Gidday Amigos
Here is a story of shipwreck survivors time on a island gone terribly wrong.
https://www.youtube.com/watch?v=2pN8sjcRQT8
Batavia was a ship of the Dutch East India Company. Built in Amsterdam in 1628 as the company's new flagship, she sailed that year on her maiden voyage for Batavia, capital of the Dutch East Indies. On 4 June 1629, the Batavia was wrecked on the Houtman Abrolhos, a chain of small islands off the coast of Western Australia.
As the ship broke apart, 40 of the 341 passengers drowned in their attempts to reach land. The ship's commander, Francisco Pelsaert, sailed to Batavia to get help, leaving merchant Jeronimus Cornelisz in charge. Cornelisz sent about 20 men to nearby islands under the pretense of having them search for fresh water, abandoning them there to die. He then orchestrated a mutiny that, over the course of several weeks, resulted in the murder of approximately 125 of the remaining survivors, including women, children and infants; a small number of women were kept as sex slaves, among them the famed beauty Lucretia Jans, who was reserved by Cornelisz for himself.
Meanwhile, the men sent away had unexpectedly found water and, after learning of the atrocities, waged battles with the mutineers under soldier Wiebbe Hayes' leadership.
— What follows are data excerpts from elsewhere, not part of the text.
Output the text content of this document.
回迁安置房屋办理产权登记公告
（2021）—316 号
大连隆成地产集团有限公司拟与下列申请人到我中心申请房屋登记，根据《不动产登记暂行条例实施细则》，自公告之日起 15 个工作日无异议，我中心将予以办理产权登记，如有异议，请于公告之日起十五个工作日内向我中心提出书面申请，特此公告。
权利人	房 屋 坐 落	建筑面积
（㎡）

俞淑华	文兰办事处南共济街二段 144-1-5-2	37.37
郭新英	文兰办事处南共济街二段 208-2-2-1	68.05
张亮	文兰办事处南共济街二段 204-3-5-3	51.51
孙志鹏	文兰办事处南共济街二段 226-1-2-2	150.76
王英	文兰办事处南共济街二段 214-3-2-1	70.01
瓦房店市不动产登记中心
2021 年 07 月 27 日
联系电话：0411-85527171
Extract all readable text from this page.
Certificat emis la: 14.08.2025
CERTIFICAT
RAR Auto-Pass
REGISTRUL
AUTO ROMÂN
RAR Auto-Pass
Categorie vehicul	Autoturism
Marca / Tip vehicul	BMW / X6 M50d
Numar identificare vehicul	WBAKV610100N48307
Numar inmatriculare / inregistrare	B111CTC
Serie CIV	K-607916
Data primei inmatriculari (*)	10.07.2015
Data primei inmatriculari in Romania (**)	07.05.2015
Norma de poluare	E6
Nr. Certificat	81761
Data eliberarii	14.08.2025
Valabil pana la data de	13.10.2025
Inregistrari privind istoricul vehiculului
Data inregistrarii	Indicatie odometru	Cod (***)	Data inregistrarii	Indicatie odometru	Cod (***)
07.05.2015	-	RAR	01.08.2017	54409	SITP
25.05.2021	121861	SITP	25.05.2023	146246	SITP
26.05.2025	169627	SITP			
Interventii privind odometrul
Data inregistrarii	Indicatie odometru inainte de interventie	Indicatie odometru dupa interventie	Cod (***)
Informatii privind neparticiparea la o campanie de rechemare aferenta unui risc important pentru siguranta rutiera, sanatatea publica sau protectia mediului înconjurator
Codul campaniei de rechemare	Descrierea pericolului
In October, at the height of their last and deadliest battle, they were interrupted by the return of Pelsaert aboard the Sardam. Pelsaert subsequently tried and convicted Cornelisz and six of his men, who became the first Europeans to be legally executed in Australia.
Two other mutineers, convicted of comparatively minor crimes, were marooned on mainland Australia, thus becoming the first Europeans to permanently inhabit the Australian continent. Of the original 332 people on board Batavia, only 122 made it to the port of Batavia.
Associated today with "one of the worst horror stories in maritime history", Batavia has been the subject of numerous published histories, the earliest dating from 1647. Due to its unique place in the history of European contact with Australia.